В 1947 г. неутомимый Ло Гатто попросил Вячеслава написать две статьи для проектируемых сборников. И этот «заказ», эта счастливая «Gelegenheit» в Гетевском смысле, побуждает Вячеслава обратиться в последний раз к центральным для него темам духовной жизни. Первая статья посвящена Лермонтову; вторая — ивановскому понятию «зиждительной формы» —
Вячеславу было радостно писать о любимом им Лермонтове. Это не отрывало его от работы над «Светомиром», а прямо вело к главному, пронизывающему всю его жизнь мотиву повести — благодатному действию для простого глаза невидимого Рая на земле:
…Говорит Адамовым чадам
Посхимненный Рай, затворенный:
— «Вы не плачьтесь, Адамовы чада:
Я не взят от земли на небо,
Не восхищен к престолу Господню
И родимой земли не покинул.
А цвету я от вас недалече,
За лазоревой тонкой завесой…[242]
В эти годы я продолжала работать в Американской Национальной Церкви как органист и капельмейстер. У меня, таким образом, был под моим управлением маленький хор (восемь человек), который я составила из молодых певцов последних курсов консерватории. Мы с ними устраивали концерты в Кастель Сант Анджело и на радио, и я имела возможность исполнять, таким образом, также и свою музыку. Вячеслав ею всегда интересовался и любил ее. Между прочим, он очень любил мой гимн для баса и органа, написанный на его слова «Breve aevum separatum» (
Я старалась несколько раз устраивать репетиции у себя дома, чтобы Вячеслав мог слышать пенье. Вспоминается милая чешка Даниэла Сикрова, которая всей душой пела своим чудным контральто мою молитву Богородице «Memorare» в коридоре перед комнатой Вячеслава, лежавшего у себя в постели. Вячеслав был счастлив. Быть может, он лежал от того, что ему нездоровилось, а может быть, просто работал, лежа в своем алькове, как он любил это делать, обложен подушками и закутан шерстью и шкурами; вокруг него груды рукописей и книг. Ему полезно было много лежать также из‑за хронического легкого флебита, который у него был в течение многих лет. Он работал иной раз за письменным столом (если нужно было что‑нибудь писать начисто — чернилами), а то — сидя в синем кресле под портретом мамы, сделанным Маргаритой Сабашниковой. За ним возвышался узкий шкапик, на котором часто умещалась наша кошка Белкис, внимательно следящая за писателем. Белкис двигалась с виртуозностью цирковой эквилибристки. На маленькой площадке стояли, кроме лампы, ряд глиняных колокольчиков; мы их покупали на ярмарке в ночь Ивана Купала, которая соответствует в Риме празднику Святого Иоанна, перед базиликой Сан Джованни.

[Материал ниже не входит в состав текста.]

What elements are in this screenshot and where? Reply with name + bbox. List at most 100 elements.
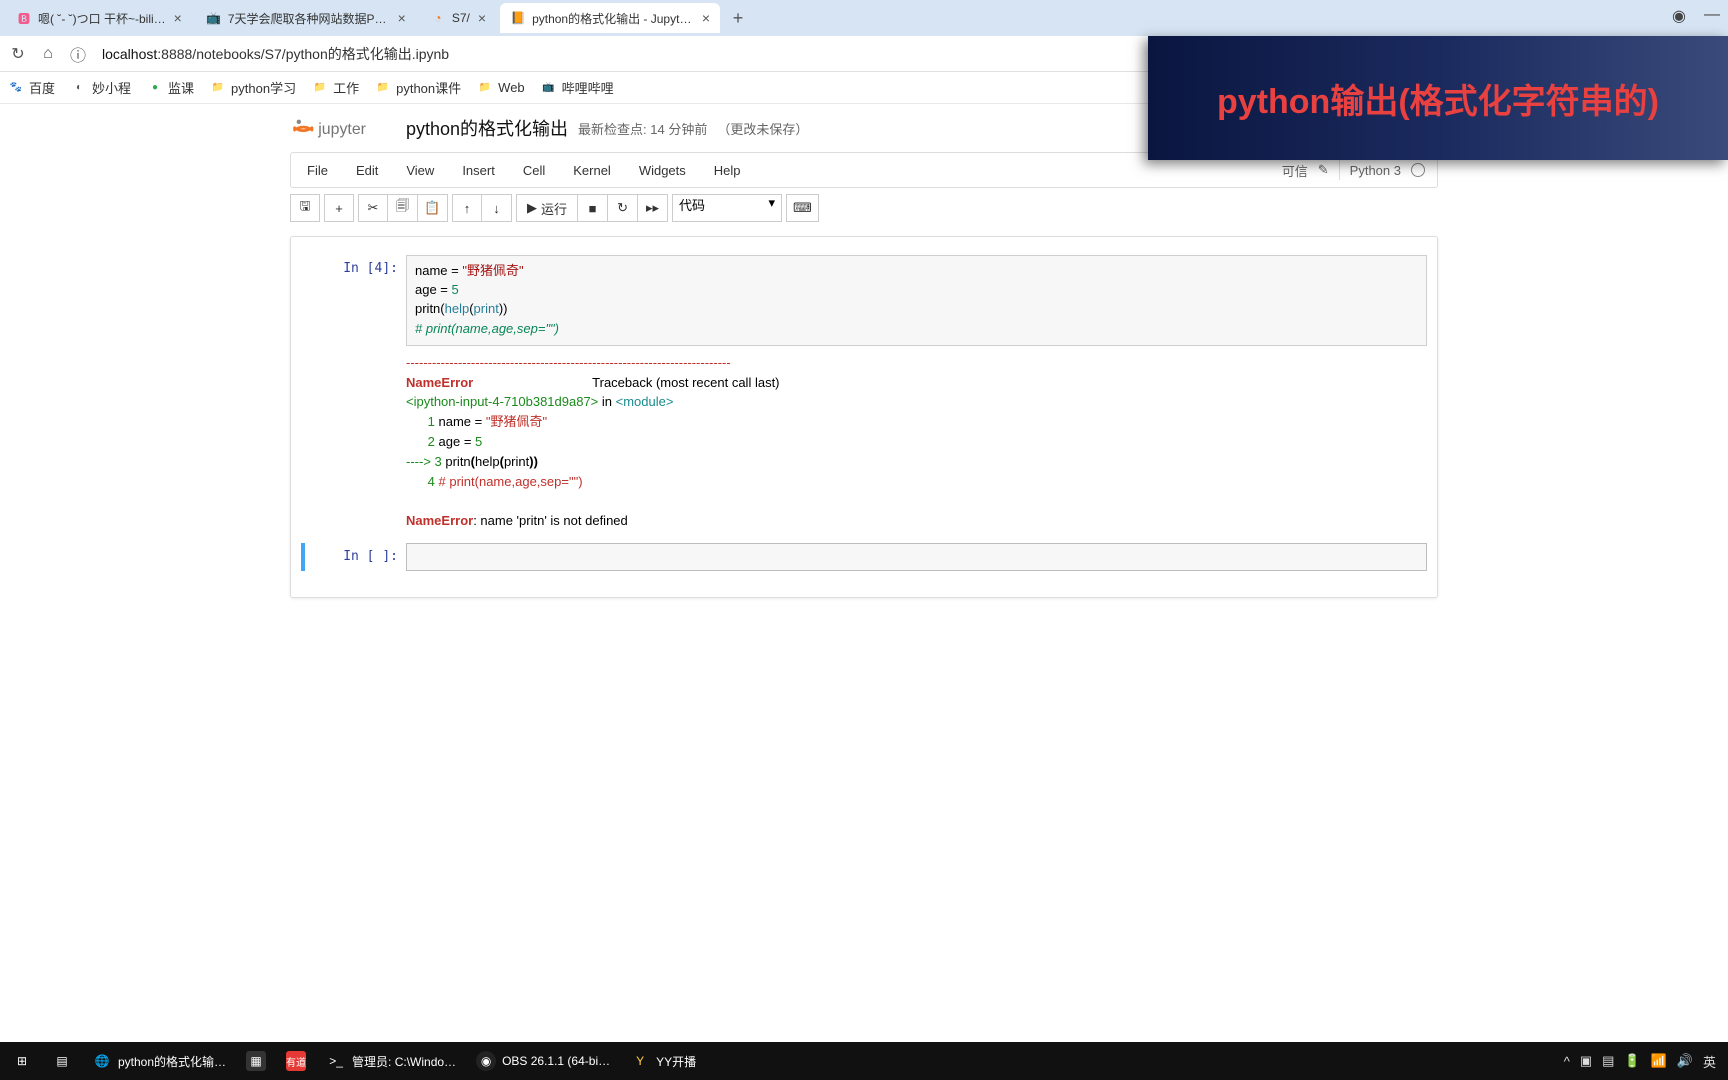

Меня в эти последние годы не раз поражало внутреннее зрение Вячеслава. Войду к нему в комнату, иной раз полутемно, сам он близорук, — он взглянет с любовью и сразу замечает, какое у меня сейчас душевное настроение, какие у меня желания, намерения и даже как я одета.
Как‑то раз, еще до войны, когда мы вместе проводили лето в Альбано, близ Рима, я почувствовала себя очень грустной; я к нему зашла, ничего ему не сказала, он только взглянул на меня и говорит: «Поедем гулять куда‑нибудь, хочешь? Мне хочется поехать куда‑нибудь». По его предложению мы сели в загородный трамвай и поехали в соседний город Веллетри, где погуляли по главной площади и вернулись в наш Альбано. По дороге говорили всякие глупости и смеялись. Такая поездка была, конечно, против всех вкусов Вячеслава — убежденного домоседа, он это явно сделал в нужный момент для меня. Вспоминается, как однажды, по поводу каких‑то дискуссий (может быть, о Достоевском или о чем другом), он мне вдруг говорит:
— Слушай, что бы у тебя в жизни ни случилось, смотри! не допусти, чтобы у тебя зародилось подполье. Лучше сделай какую угодно глупость, но только не иди никогда в подполье!
За два — три месяца до смерти, когда Вячеслав чувствовал себя еще совсем хорошо, он меня позвал к себе, снял с пальца свое золотое кольцо. Это было кольцо, которым он обручился с мамой, сделанное по заказу в Париже. Кольцо дионисийское с чеканным золотым узором из виноградных гроздьев и листьев.